BK projects rise in earnings

A comparison between BK financials and the Rwandan financial sector’s performance shows that the lender maintain dominance over the local sector.
Diane Karusisi, Bank of Kigali Chief Executive Officer, during a previous news conference in Kigali. Sam Ngendahimana.

BK Group is projecting a net profit of between Rwf26 billion and Rwf28 billion this year. The projections follow a 17.8 per cent growth in net income to Rwf13.4 billion in the first half of 2018.

The group, which has subsidiaries in banking, technology and insurance, registered growth in most of its operations with biggest returns in the banking arm. The lenders loan book grew by 6.8 per cent year on year to Rwf481.2 billion.

Its insurance subsidiary posted a net premium income of Rwf1.1 billion.

BK TecHouse increased its reach through two products to over 1.3 million users.

The growth secures dividends of Rwf14.8 billion for shareholders which will be approved during the annual general meeting next year.

A comparison between the bank’s financials and the Rwandan financial sector’s performance shows that the lender maintain dominance over the local sector.

The banking sector jointly registered a net earning of Rwf23 billion, meaning that Bank of Kigali alone takes more than half the profit. The sector has 16 players.

According to statistics from the Central Bank, the local banking sector saw a drop of new loans approved in the first half of the year from Rwf416.7 billion to Rwf402.7 billion in the first half of 2018.

The Central Bank Governor, John Rwangombwa, explained the drop as a result of a decrease in demand of loans as well as tighter credit conditions implemented by banks in a bid to cut down non-performing loans.
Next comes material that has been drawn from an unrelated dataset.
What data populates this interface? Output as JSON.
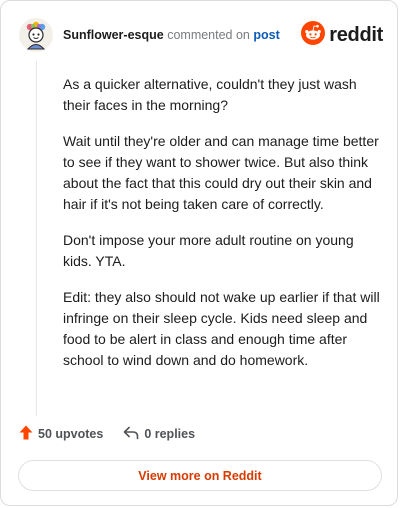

The financial players rejected about 14.7 per cent of loan applications in pursuit of better quality loans.

Désiré Rumanyika, the Chief Operating Officer of Bank of Kigali, said that the largest rejection by them was to the retail sector.

The results and projections by the bank come at a time when the biggest drivers of credit to the private sector, commercial real estate and hospitality, are showing signs of saturation and fatigue and are no longer as attractive.

Bank of Kigali Chief Executive Officer, Dr Diane Karusisi, said that they aim to grow their portfolio in other sectors, such as manufacturing and residential mortgages.

Karusisi says the bank will embark on de-risking sectors that have for long not been attractive to local lending. The mining and agriculture sectors, despite showing potential for growth, have not been attractive enough for local lenders as they have lacked adequate data and business models.

The Government’s move to pilot crop and livestock insurance beginning with the coming season, Karusisi said, is likely to improve attractiveness of the sector.